Герцог удовлетворенно переглянулся с советниками и кивком головы одобрил бургомистра.
Из-за дальней колонны выглянул Мюнхгаузен, готовясь к выходу в сопровождении эскорта гвардейцев.
— …И я, Марта Миллер, прошу вас помиловать моего ненормального мужа, — отрешенно закончила Марта. — Ваше величество, я припадаю к вашим стопам. Сего тысяча семьсот семьдесят девятого года, мая тридцать… тридцать… — Она перевела взгляд на Рамкопфа и шепотом попросила: — Разрешите хоть поставить другой день.
— Ни в коем случае, — затряс головой Рамкопф.
— Тридцать второго мая! — объявила Марта. Раздались дружные аплодисменты.
Рамкопф подал Марте руку и отвел ее за руку.
— Фрау Марта, бесподобно, — тихо шепнул он.
— Но вы обещаете, что с ним ничего не случится? — быстро спросила Марта.
Рамкопф с укоризной развел руками.
— Я же объяснил. Сырой порох. Он вывалится из ствола и шлепнется здесь же при всех под общий хохот.
Они обернулись на барабанную дробь. Мюнхгаузен уже стоял перед судейской ложей без камзола, в белой рубашке, со связанными руками.

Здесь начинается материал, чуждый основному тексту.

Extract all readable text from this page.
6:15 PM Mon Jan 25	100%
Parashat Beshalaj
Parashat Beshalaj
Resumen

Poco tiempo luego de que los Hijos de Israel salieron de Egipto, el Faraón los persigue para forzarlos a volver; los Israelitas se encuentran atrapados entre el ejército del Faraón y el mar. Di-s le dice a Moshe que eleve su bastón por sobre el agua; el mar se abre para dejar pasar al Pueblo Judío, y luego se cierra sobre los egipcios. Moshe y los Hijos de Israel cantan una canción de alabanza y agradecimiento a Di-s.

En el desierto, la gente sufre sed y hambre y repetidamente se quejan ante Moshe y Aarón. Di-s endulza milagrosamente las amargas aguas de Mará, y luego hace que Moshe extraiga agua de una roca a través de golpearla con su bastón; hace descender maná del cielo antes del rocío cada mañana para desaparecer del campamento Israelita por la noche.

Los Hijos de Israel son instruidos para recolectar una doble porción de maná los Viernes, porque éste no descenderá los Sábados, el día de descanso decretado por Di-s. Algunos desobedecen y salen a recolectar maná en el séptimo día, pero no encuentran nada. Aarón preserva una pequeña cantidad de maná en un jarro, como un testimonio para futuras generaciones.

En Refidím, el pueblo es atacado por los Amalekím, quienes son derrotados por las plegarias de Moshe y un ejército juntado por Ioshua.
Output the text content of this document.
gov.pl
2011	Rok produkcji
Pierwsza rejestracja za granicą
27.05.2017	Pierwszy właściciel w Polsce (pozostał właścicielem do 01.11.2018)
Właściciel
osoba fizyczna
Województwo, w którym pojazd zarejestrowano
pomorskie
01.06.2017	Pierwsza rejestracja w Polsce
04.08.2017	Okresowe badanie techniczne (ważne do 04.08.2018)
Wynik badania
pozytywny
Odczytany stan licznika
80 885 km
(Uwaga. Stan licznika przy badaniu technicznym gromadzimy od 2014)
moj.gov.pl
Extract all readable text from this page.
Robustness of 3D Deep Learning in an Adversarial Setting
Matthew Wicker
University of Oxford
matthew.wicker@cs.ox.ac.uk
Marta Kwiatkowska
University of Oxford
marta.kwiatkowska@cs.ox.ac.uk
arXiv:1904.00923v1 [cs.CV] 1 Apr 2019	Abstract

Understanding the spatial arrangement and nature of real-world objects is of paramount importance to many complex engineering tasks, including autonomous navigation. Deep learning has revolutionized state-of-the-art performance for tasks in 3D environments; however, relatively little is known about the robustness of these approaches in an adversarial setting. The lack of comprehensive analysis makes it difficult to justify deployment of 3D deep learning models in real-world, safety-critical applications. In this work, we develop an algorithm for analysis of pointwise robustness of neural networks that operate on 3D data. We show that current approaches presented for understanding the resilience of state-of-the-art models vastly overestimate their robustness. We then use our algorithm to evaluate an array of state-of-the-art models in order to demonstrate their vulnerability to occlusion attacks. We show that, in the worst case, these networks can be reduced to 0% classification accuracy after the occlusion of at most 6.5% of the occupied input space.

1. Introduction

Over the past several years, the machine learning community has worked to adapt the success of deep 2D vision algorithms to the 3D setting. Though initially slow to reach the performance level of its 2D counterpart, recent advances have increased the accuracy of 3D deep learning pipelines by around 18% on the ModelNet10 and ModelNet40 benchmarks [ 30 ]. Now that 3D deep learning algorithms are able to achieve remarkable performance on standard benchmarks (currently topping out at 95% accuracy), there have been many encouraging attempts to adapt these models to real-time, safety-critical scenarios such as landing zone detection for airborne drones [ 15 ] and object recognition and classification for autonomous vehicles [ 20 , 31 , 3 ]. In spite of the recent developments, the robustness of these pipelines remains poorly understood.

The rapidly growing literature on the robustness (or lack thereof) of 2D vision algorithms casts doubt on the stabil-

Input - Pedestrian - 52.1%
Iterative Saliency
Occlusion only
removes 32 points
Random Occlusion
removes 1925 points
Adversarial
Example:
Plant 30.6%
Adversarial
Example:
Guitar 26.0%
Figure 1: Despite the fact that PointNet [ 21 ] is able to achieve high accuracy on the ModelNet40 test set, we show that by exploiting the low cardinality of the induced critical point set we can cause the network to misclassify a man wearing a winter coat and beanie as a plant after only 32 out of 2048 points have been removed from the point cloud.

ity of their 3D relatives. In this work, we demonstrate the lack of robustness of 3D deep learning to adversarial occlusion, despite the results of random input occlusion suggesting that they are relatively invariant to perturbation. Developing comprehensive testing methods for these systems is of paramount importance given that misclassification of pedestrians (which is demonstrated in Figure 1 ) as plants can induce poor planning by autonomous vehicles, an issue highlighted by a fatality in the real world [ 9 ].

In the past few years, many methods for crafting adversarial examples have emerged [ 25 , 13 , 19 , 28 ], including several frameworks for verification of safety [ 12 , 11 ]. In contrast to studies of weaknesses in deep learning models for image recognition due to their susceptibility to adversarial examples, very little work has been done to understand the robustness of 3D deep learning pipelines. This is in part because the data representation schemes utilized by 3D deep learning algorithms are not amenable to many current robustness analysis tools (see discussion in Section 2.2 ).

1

— Подсудимый, — торжественно зачитывал судья, — объявляю вам решение ганноверского суда: «В целях установления вашей личности и во избежание судебной ошибки суд предлагает вам повторить при свидетелях известный подвиг барона Мюнхгаузена — полететь на Луну». Предупреждаю вас: вы имеете право отказаться.
— Нет, я согласен, — твердо сказал Мюнхгаузен. К нему приблизился пастор:
— Не хотите исповедаться?
— Нет! Я это делал всю жизнь, но мне никто не верил. Рамкопф взглянул в свои записи и не нашел этой реплики.
— Прошу вас, облегчите свою душу, — громко и торжественно предложил пастор.
— Это случилось само собой, пастор! — Мюнхгаузен медленно оглядел собравшихся. — У меня был друг — он меня предал, у меня была любимая — она отреклась. Я улетаю налегке…
— А вот это уже зря, — недовольно поморщился герцог. — Это, по-моему, лишнее. Ни к чему… Грубо.
— Да, да, — поспешно кивнул бургомистр, — я просил этого. не говорить. Но с ним договориться невозможно…
— Зачем ты согласилась играть эту комедию, Марта? — грустно спросил Мюнхгаузен.
Дирижер, искусно варьируя нюансами оркестрового звучания, попытался слиться с произносимым текстом.
— Я это сделала ради нашей любви, — тихо произнесла Марта, приблизившись к Мюнхгаузену.
— Я перестал в нее верить, — печально улыбнулся он и посмотрел вокруг. — Помнишь, когда мы были у Архимеда, он сказал: «Любовь — это теорема, которую надо каждый день доказывать»!
— А почему не слышно? Я не понимаю, о чем они там говорят? — Герцог с недовольным видом обернулся к бургомистру.
Бургомистр заглянул в листочек.
— Подсудимый благодарит городские власти и одновременно как бы шутит со своей возлюбленной.
— Хорошо, — кивнул герцог. — Особенно жабо и передняя выточка. Ему очень к лицу.
Мюнхгаузен подошел к пушке и обернулся:
— Скажи мне что-нибудь на прощанье! Марта попятилась от него:
— Что?
— Подумай. Всегда найдется что-то важное для такой минуты…
— Я буду ждать тебя. — Она говорила с трудом и продолжала отступать. Губы ее пересохли. Дыхание участилось. Рамкопф с беспокойством вглядывался в ее лицо.